Pour parvenir à assoir un système de certification qui soit réellement fonctionnel, l’un des éléments clés c’est d’avoir en place un gouvernement. Car, il revient à un gouvernement de définir ce qu’il faut faire de légitime avant l’exploitation et la commercialisation des minerais. Deuxièmement, l’industrie minière elle-même doit s’approprier le processus en tant que système qui l’aide à augmenter sa capacité à exploiter les mines légitimement. A ces deux éléments s’ajoute un troisième qui est déterminant : c’est savoir comment amener les mineurs, particulièrement les artisanaux, où on trouve des enfants et des femmes qui sont contraints de travailler pour gagner leur vie, les amener à réaliser, qu’il est préférable d’avoir un système de certification dans lequel ils vont tirer davantage profits de la vente légitime des minerais et que cela permettra d’améliorer leur quotidien, a renchéri James D. Bindenagel.

Le Processus de Kinshasa a été annoncé par Roland Schatz, le fondateur de l’Institut des Nations Unies pour les Indices de Développement Durable (UNGSII), en marge du DRC Africa Business Forum, tenu à Kinshasa du 24 au 25 novembre 2021.
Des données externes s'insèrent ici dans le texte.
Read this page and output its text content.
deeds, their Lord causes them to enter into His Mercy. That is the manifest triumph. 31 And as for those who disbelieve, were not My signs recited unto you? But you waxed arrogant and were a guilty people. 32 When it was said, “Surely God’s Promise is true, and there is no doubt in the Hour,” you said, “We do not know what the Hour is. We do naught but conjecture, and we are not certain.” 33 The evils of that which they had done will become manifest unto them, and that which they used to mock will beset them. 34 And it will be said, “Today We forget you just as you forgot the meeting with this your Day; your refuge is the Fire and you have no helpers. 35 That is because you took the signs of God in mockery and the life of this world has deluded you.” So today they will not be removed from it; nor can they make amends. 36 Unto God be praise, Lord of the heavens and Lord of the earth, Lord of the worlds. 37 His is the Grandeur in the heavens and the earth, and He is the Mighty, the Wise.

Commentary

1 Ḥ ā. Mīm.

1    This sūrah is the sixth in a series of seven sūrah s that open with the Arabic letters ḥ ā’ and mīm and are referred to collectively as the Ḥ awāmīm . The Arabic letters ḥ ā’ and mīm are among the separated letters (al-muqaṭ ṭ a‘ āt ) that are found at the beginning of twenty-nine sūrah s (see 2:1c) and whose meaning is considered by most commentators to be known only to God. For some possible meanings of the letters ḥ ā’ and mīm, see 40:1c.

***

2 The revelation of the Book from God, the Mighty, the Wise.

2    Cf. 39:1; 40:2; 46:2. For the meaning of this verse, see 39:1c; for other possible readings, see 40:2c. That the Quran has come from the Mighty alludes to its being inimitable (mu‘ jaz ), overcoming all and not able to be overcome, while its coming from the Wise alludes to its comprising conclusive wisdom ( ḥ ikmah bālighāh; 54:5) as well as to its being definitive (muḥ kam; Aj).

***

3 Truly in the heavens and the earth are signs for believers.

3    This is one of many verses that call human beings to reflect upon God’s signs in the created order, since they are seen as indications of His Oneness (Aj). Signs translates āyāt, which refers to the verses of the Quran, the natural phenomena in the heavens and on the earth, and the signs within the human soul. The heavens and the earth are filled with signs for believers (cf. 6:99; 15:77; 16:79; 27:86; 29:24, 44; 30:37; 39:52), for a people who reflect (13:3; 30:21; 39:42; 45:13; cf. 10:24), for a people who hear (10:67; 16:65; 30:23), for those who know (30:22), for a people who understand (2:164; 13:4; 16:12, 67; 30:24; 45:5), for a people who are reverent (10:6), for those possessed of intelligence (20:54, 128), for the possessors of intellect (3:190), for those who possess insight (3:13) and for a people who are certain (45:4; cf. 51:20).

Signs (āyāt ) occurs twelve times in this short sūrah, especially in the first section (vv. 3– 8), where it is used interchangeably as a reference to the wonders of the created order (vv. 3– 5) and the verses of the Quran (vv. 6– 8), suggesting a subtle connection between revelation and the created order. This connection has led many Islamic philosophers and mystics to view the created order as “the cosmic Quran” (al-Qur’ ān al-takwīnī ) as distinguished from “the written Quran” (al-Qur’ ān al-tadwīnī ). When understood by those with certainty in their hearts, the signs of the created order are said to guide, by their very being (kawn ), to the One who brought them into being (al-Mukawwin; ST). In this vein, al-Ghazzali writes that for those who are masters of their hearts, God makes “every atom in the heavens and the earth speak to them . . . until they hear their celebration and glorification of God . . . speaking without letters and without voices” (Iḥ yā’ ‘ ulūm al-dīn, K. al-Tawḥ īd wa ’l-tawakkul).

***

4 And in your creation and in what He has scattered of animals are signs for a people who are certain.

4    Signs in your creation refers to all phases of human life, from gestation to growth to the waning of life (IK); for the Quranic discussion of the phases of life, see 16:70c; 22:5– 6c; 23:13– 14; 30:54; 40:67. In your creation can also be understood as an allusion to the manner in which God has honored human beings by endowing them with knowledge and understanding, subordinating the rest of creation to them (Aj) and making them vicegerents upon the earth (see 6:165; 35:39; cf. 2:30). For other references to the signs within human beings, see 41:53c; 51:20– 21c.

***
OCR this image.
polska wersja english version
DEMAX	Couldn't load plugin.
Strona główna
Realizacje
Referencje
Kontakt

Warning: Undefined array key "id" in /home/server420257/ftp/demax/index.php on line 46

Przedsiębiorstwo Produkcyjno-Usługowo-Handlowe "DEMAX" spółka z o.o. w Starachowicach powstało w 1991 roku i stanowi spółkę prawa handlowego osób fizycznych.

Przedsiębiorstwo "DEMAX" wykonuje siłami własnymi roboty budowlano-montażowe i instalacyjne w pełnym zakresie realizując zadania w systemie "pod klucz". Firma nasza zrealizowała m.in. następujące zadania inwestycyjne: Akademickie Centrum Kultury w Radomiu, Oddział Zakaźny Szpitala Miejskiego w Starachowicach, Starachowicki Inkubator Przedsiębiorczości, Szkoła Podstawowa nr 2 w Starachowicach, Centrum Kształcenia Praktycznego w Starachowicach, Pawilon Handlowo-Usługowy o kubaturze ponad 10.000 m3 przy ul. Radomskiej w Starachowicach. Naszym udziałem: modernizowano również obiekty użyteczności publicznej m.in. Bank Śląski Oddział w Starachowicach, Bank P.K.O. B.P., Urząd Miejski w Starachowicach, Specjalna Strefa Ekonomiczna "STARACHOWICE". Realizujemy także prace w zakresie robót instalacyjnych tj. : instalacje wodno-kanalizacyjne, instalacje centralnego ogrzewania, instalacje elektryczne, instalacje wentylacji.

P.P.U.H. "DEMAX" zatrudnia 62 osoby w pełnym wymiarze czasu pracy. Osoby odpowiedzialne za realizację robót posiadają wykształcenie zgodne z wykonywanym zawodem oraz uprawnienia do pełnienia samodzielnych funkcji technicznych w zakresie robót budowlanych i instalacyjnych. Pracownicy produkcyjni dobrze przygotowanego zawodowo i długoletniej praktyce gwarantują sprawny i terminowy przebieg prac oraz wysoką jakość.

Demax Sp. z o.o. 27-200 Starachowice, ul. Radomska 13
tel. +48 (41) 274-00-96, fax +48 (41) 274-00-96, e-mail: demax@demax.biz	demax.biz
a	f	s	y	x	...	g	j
Le Processus de Kinshasa s’appuie sur l’expérience du Processus de Kimberley, mis en œuvre avec succès par l’ambassadeur américain JD Bindenagel. ‘’Nous sommes reconnaissants au professeur Bindenagel d’avoir voulu essayer une fois de plus avec le professeur Taniguchi, deux fois lauréat du prix Nobel de la paix, de changer le paradoxe africain : être le continent le plus riche sans pouvoir utiliser sa richesse.

La philosophie du processus de Kinshasa est enracinée dans l’expérience nippo-émirienne il y a 50 ans, lorsque le pétrole a été découvert aux EAU et qu’aucun pays n’est venu aux EAU pour offrir un soutien commercial et financier concret, à l’exception du Japon, pleinement d’accord sur le fait qu’il s’agit d’un partenariat sur un pied d’égalité sur des principes. Cela a contribué à créer le miracle des Émirats arabes unis et du CCG.

Ce Processus se concentre sur les métaux rares tels que le Carbone, le Lithium, l’Or. Mais, afin de soutenir rapidement la RDC, l’Agence mondiale sous la direction du professeur Taniguchi et l’UNGSII sous la direction de Roland Schatz ont accepté d’inclure les crédits carbones ainsi que le méthane vert. Avec 450 millions de crédits carbone en RDC, cela peut changer la situation du pays presque en quelques semaines – juste compte tenu du fait que le prix le plus bas des crédits carbone aujourd’hui est de 20 $ par crédit carbone. 450 millions x 20 = 9 milliards de dollars chaque année. Le processus de Kinshasa pour le mining durable promeut le développement durable et responsable du secteur minier. Il va consister en un cadre législatif et pratique permettant d’assurer la transparence, la traçabilité et l’éthique dans l’extraction et la commercialisation des minerais de la RDC.